Teaching with data simulations means giving students opportunities to simulate data in order to answer a particular research question or solve a statistical problem. There are several ways to use simulations. These include:

  • Physical simulations of a process (e.g., taking repeated samples of Reese's pieces candies to simulate a sampling distribution for the proportion of orange candies, or tossing coins to model births in order to estimate the effect of a "One-Son" policy on average family size).
  • Simulating a game or situation to estimate the chances of certain outcomes (e.g., playing Let's Make a Deal to estimate the chances of winning using two different strategies, to determine which is the better strategy).
  • Using a probability model to simulate data to estimate the chance of a particular outcome (e.g., the chance of getting "three of a kind" when dealing five cards, or the chance of getting five heads on six tosses of a fair coin).
  • Simulating data while varying parameters to illustrate a concept or deepen students' understanding of a process (e.g., simulating confidence intervals from different populations while varying sample size, level of confidence, or standard deviation).
  • Using simulation to generate data under a certain theory to test whether a particular outcome is surprising (e.g., if a student correctly identifies 8 out of 10 samples of cola correctly in a blind taste test. Simulation can be used to determine if this result could just be due to chance/guessing by generating data based on what would be expected if the person is guessing, and comparing their result to a simulated sampling distribution).

Illustrating Difficult and Abstract Concepts

While simulating data can have many functions in the practice of statistics, it is especially helpful in the classroom to facilitate student understanding of concepts that have traditionally been very difficult to learn. Probability is an aspect of statistics education that students have traditionally found difficult to grasp. Simulations allow students to visualize probability distributions, which in turn can make the processes associated with probability more concrete. Likewise, hypothesis testing and inference are important and difficult areas of statistics. As noted above, the use of simulations can facilitate a deeper and more concrete understanding of hypothesis testing and inference by providing visual distributions of data to compare a sample result to, or illustrating how many simulated confidence intervals do or do not capture the true population mean. Similarly, sampling distributions and understanding the processes associated with sampling from a population can be difficult for students and consequently using simulations can facilitate greater student understanding of sampling and the Central Limit Theorem.

Generating Data by Specifying a Probability Model

A fundamental question in statistics is...do the observed results differ significantly from what is expected by chance?
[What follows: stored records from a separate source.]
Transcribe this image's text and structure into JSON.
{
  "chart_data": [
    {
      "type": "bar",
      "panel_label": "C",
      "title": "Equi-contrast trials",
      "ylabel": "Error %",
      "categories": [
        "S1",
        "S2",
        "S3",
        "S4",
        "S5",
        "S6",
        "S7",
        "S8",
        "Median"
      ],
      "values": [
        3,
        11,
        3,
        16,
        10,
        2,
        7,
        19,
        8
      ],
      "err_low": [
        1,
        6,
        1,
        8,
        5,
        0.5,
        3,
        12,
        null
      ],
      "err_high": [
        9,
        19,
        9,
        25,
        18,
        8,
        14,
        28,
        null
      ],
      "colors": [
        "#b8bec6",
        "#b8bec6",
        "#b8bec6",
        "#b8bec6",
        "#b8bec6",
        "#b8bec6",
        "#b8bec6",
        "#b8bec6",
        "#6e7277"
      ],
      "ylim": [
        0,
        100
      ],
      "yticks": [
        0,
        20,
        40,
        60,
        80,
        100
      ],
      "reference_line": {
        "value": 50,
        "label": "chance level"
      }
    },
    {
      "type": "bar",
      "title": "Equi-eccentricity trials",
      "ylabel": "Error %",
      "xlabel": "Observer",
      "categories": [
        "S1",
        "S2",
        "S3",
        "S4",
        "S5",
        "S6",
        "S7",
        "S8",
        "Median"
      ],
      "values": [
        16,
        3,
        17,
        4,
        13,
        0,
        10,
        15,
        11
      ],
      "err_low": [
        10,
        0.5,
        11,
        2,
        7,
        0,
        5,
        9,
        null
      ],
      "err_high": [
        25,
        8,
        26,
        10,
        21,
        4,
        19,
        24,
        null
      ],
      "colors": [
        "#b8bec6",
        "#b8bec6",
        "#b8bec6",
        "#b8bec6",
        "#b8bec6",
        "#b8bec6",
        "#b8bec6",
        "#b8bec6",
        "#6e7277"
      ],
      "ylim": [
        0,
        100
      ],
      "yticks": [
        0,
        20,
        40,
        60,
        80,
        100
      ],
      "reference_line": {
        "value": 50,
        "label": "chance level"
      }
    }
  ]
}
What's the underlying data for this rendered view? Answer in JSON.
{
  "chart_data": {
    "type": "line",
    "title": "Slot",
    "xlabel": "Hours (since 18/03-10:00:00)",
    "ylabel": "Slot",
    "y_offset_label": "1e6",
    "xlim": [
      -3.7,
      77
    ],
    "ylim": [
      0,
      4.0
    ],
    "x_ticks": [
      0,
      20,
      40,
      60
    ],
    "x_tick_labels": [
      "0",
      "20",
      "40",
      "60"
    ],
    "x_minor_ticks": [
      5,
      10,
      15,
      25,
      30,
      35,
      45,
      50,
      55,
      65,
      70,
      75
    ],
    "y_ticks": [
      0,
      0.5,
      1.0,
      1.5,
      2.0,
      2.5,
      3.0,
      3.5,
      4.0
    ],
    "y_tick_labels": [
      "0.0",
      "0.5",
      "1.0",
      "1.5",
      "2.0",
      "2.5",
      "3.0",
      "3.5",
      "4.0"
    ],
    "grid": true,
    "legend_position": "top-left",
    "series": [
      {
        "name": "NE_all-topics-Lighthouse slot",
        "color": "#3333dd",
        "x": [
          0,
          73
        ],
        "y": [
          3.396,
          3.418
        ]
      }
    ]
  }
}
Simulation is an important tool that students can use to understand what is expected under chance conditions. Students can gather information about chance conditions and then use statistical reasoning to compare the chance outcomes to the observed outcomes. By creating a model of what is expected under chance students can gain important insight into the variability of a given sampling statistic and use this model to understand how the sampling statistic behaves (Burrill, 2002).


Learning about Inference and Hypothesis Testing

Inference and hypothesis testing are frequently aspects of statistics that students find quite difficult to grasp. The use of simulations provides an important avenue for statistics educators to help facilitate an understanding of inference and hypothesis testing. The connection between statistics and probability are made explicit by simulating the conditions of the null hypothesis (Erickson, 2006). Simulating what is expected under the null hypothesis provides an opportunity for students to develop a deeper understanding of p-values, effect sizes, and Type I & Type II errors.


Sampling from a Population

Using simulation to help students understand the processes associated with sampling from a population can help students gain valuable insight into the processes associated with sampling. Simulation can help students understand what a sample is, why we take samples, how to sample, what constitutes a good sample, and how sample size effects parameter estimation.